Three Design Mistakes I Made (So You Don't Have To)
I used to pick colors in isolation.
I'd find the perfect blue, fall in love with it, then drop it into my design. It would clash with everything. Colors don't exist alone—they live next to text, images, buttons, and backgrounds. Therefore the palette feed on our site is switchable to get a feel for the colors in action. Same holds for the creation of a new palette.
Now? I test colors together from day one.
I ignored accessibility.
This one hurts to admit. I created beautiful palettes that people with color impairments couldn't distinguish. Palettes that failed contrast ratios. Palettes that looked great but worked terribly.
It was the reason to show the maximum contrast within the palette as you build it.
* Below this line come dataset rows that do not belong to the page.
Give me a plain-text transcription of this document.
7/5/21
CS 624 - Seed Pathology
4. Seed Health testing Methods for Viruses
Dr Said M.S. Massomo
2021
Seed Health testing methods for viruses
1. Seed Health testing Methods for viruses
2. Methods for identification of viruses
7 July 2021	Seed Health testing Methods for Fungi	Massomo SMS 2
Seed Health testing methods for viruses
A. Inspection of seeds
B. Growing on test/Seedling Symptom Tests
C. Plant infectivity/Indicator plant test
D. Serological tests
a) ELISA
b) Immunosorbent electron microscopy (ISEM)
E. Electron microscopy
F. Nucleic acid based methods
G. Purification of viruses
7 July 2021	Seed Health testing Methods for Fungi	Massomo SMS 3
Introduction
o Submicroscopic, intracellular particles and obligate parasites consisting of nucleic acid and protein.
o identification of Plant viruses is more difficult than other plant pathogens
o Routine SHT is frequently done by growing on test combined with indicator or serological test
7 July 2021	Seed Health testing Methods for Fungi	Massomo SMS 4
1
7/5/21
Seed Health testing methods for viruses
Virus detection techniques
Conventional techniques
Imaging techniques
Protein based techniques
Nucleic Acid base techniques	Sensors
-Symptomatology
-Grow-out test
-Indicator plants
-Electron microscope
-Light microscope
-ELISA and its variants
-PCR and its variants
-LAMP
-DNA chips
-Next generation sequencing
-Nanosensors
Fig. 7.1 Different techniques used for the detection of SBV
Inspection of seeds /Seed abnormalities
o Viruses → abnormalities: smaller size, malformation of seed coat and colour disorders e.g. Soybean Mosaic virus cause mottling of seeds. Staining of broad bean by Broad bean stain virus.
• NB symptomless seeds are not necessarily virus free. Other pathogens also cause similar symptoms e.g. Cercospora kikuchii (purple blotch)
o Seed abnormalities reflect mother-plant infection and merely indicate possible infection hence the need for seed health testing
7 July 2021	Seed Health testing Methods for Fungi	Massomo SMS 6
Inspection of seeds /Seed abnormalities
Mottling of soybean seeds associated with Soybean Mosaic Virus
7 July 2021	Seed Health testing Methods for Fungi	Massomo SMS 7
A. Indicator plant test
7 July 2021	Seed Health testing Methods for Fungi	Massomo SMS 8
And the contrast level for small text on every palette in the feed.
I only tested on my fancy monitor.
My designs looked gorgeous on my PC screen. Then I'd check them side by side on two phones in in different lighting conditions. Disaster. Much of it is attributed to the settings in the phones and the display, but still you want your colors to be recognizable.
Your users aren't viewing your work in perfect conditions. They're outside. They're on old devices. They're in dark mode at 2 AM.
This triggered the need for having a switch between light and dark mode, and also some sort of daylight simulation of colors.
Test everywhere. Or accept that your palette only works in your bubble.
How I Create Beautiful Palettes Now
I start with the emotion, not the color.
What should people feel? Trust? Energy? Calm? Excitement?
Then I pick one primary color that nails that emotion. Not five colors. One main color.
Then I add a secondary or accent color.
Next, I build a scales for both. I don't need "a gray". I need shades from light to dark.
This gives me hierarchy, depth, and flexibility without chaos.
Then I test it against real content immediately.
Not lorem ipsum. Not placeholder text. Real headlines, real buttons, real data.
Because colors that look good on a blank canvas often fall apart when reality hits.
The Thing Nobody Tells You
Every color decision drains your energy.
Should this button be primary or secondary? Should this error be red or orange-red? Should this background be gray-100 or gray-200?
By the end of the day, you're exhausted from micro-decisions that don't matter.
A good color palette eliminates 90% of these decisions. You're not choosing colors anymore. You're applying a system.
This is why companies like e.g. Shopify went great lengths perfecting their design systems (Polaris).
What's the color decision that always slows you down? The one where you just... stare at the screen?
I'd genuinely love to know. Because I've been there. And I bet you have too.